2. Bed Bath & Beyond (BBBY)

What Happened: The once-prominent home goods retailer faced declining sales and mounting debt. It became a favorite among retail investors for its high short interest, causing its stock to jump from under $5 to over $35 during the 2021 frenzy.

Post-Mania Performance:
Despite multiple attempts to turn the company around, including leadership changes and restructuring plans, Bed Bath & Beyond filed for bankruptcy in 2023. Its stock, once a symbol of retail investor defiance, became a cautionary tale of over-leveraged companies unable to navigate structural decline.

Takeaway: The BBBY story underscores the risks of rallying around failing businesses.
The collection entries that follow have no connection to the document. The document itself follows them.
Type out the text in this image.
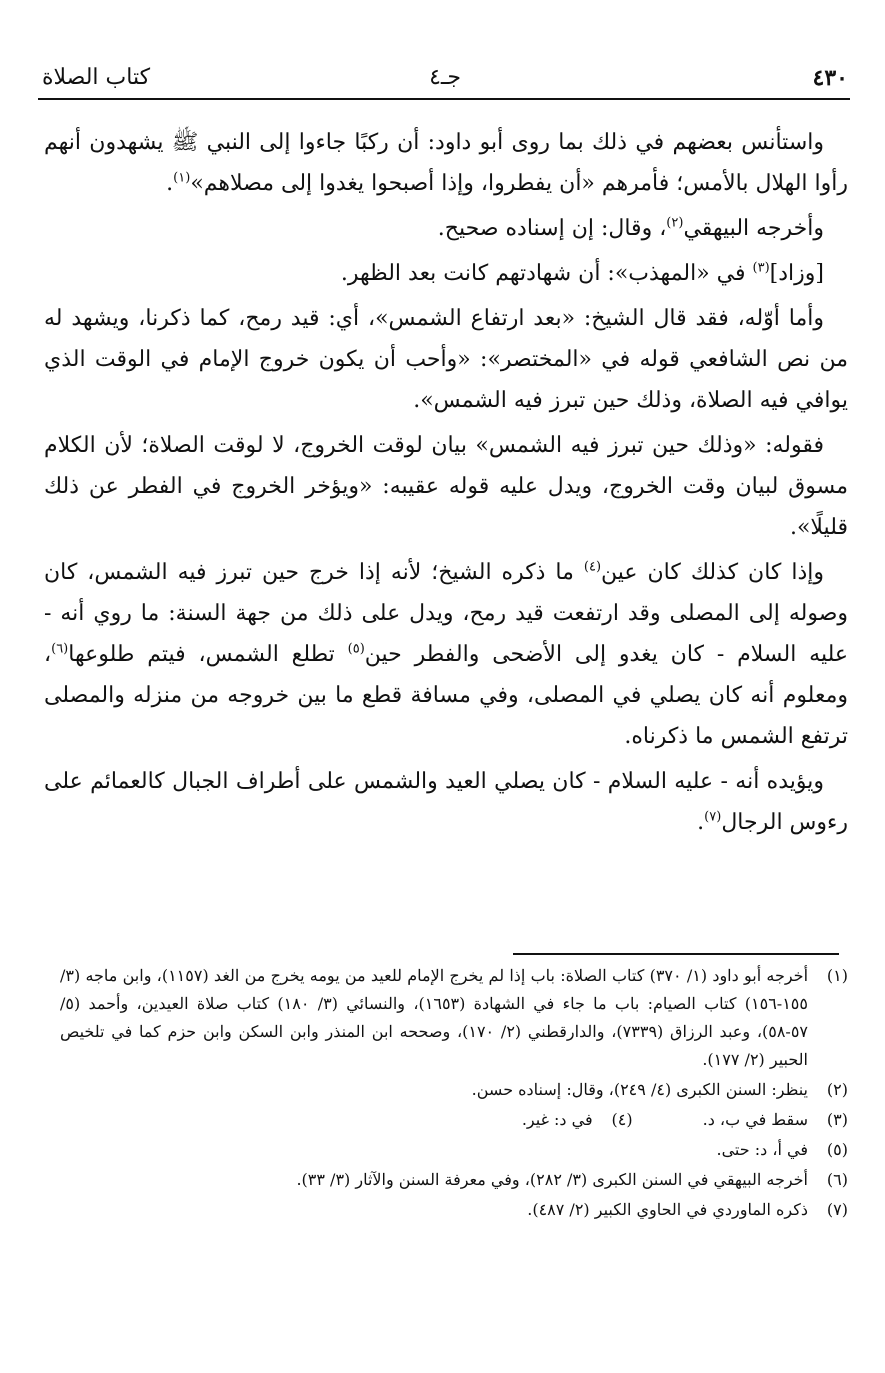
٤٣٠
جـ٤
كتاب الصلاة

واستأنس بعضهم في ذلك بما روى أبو داود: أن ركبًا جاءوا إلى النبي ﷺ يشهدون أنهم رأوا الهلال بالأمس؛ فأمرهم «أن يفطروا، وإذا أصبحوا يغدوا إلى مصلاهم»$^{(١)}$.

وأخرجه البيهقي$^{(٢)}$، وقال: إن إسناده صحيح.

[وزاد]$^{(٣)}$ في «المهذب»: أن شهادتهم كانت بعد الظهر.

وأما أوّله، فقد قال الشيخ: «بعد ارتفاع الشمس»، أي: قيد رمح، كما ذكرنا، ويشهد له من نص الشافعي قوله في «المختصر»: «وأحب أن يكون خروج الإمام في الوقت الذي يوافي فيه الصلاة، وذلك حين تبرز فيه الشمس».

فقوله: «وذلك حين تبرز فيه الشمس» بيان لوقت الخروج، لا لوقت الصلاة؛ لأن الكلام مسوق لبيان وقت الخروج، ويدل عليه قوله عقيبه: «ويؤخر الخروج في الفطر عن ذلك قليلًا».

وإذا كان كذلك كان عين$^{(٤)}$ ما ذكره الشيخ؛ لأنه إذا خرج حين تبرز فيه الشمس، كان وصوله إلى المصلى وقد ارتفعت قيد رمح، ويدل على ذلك من جهة السنة: ما روي أنه - عليه السلام - كان يغدو إلى الأضحى والفطر حين$^{(٥)}$ تطلع الشمس، فيتم طلوعها$^{(٦)}$، ومعلوم أنه كان يصلي في المصلى، وفي مسافة قطع ما بين خروجه من منزله والمصلى ترتفع الشمس ما ذكرناه.

ويؤيده أنه - عليه السلام - كان يصلي العيد والشمس على أطراف الجبال كالعمائم على رءوس الرجال$^{(٧)}$.

(١)
أخرجه أبو داود (١/ ٣٧٠) كتاب الصلاة: باب إذا لم يخرج الإمام للعيد من يومه يخرج من الغد (١١٥٧)، وابن ماجه (٣/ ١٥٥-١٥٦) كتاب الصيام: باب ما جاء في الشهادة (١٦٥٣)، والنسائي (٣/ ١٨٠) كتاب صلاة العيدين، وأحمد (٥/ ٥٧-٥٨)، وعبد الرزاق (٧٣٣٩)، والدارقطني (٢/ ١٧٠)، وصححه ابن المنذر وابن السكن وابن حزم كما في تلخيص الحبير (٢/ ١٧٧).
(٢)
ينظر: السنن الكبرى (٤/ ٢٤٩)، وقال: إسناده حسن.
(٣)
سقط في ب، د.
(٤)
في د: غير.
(٥)
في أ، د: حتى.
(٦)
أخرجه البيهقي في السنن الكبرى (٣/ ٢٨٢)، وفي معرفة السنن والآثار (٣/ ٣٣).
(٧)
ذكره الماوردي في الحاوي الكبير (٢/ ٤٨٧).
Without a viable business model or clear growth trajectory, even meme-driven momentum couldn’t save it.


3. Nokia (NOK)

What Happened: Similar to BlackBerry, Nokia held nostalgic value for investors as a former leader in the mobile phone market. Its stock surged from $4 to over $9 during the meme stock craze, buoyed by chatter on Reddit and excitement about 5G infrastructure development.

Post-Mania Performance:
Unlike some other meme stocks, Nokia has fared relatively well. The company has stabilized its business around telecommunications and 5G technology, giving it a more solid foundation. While its stock has not returned to meme-era highs, it has performed steadily, trading around $4-$6 in 2024.

Takeaway: Nokia benefited from being a real, viable company with future-facing prospects. While the meme surge was temporary, its business fundamentals have kept it afloat.


4. Sundial Growers (SNDL)

What Happened: Sundial, a Canadian cannabis company, became a darling of the meme stock movement due to its low share price and high short interest. Its stock jumped from under $0.50 to over $3 in early 2021.

Post-Mania Performance:
The cannabis industry has faced significant challenges, including regulatory uncertainty and oversupply. Sundial’s stock has since declined sharply, trading under $1 in 2024. The company has tried to diversify its business, but profitability remains elusive.

Takeaway: Sundial’s rise and fall demonstrate the volatility of meme stocks tied to speculative industries.


5. Other Notable Stocks

  • Koss Corporation (KOSS): The headphone manufacturer saw its stock surge from $2 to $60 in January 2021. However, the stock quickly declined as the hype faded, and it now trades below $5.
  • Express (EXPR): The retail chain experienced a meteoric rise during the meme stock frenzy but has struggled to maintain momentum. Its stock now trades at pre-mania levels, reflecting ongoing challenges in the brick-and-mortar retail space.

Why Did Most Meme Stocks Decline?

Several factors contributed to the decline of meme stocks after their initial surge:

  1. Weak Fundamentals: Many meme stocks were struggling businesses with no clear growth strategies or viable long-term prospects.
  2. Profit-Taking by Early Investors: As prices soared, early adopters cashed out, leading to a sell-off that caused steep declines.
  3. Market Realities: Institutional investors regained control as retail enthusiasm waned, restoring traditional valuation metrics.
  4. Regulatory Scrutiny: The Securities and Exchange Commission (SEC) investigated market manipulation and trading halts, cooling enthusiasm.

Lessons from the Meme Stock Era

  1. Retail Power Can Be Fleeting: While retail investors proved their ability to disrupt markets, sustaining momentum is challenging without strong fundamentals.
  2. Short-Term Gains vs. Long-Term Value: The meme stock phenomenon rewarded quick trades but left many retail investors holding the bag as prices plummeted.
  3. The Importance of Due Diligence: Emotional investing and herd mentality often lead to poor outcomes.

The Future of Meme Stocks

The meme stock movement has left an indelible mark on the financial world. While most meme stocks have faded, the episode has empowered retail investors and created a lasting culture of grassroots market engagement.

New platforms and technologies may continue to amplify retail voices, but lasting success will depend on aligning enthusiasm with sound investment principles.

Whether meme stocks are remembered as a market anomaly or a harbinger of retail investor power, their story is a fascinating chapter in financial history.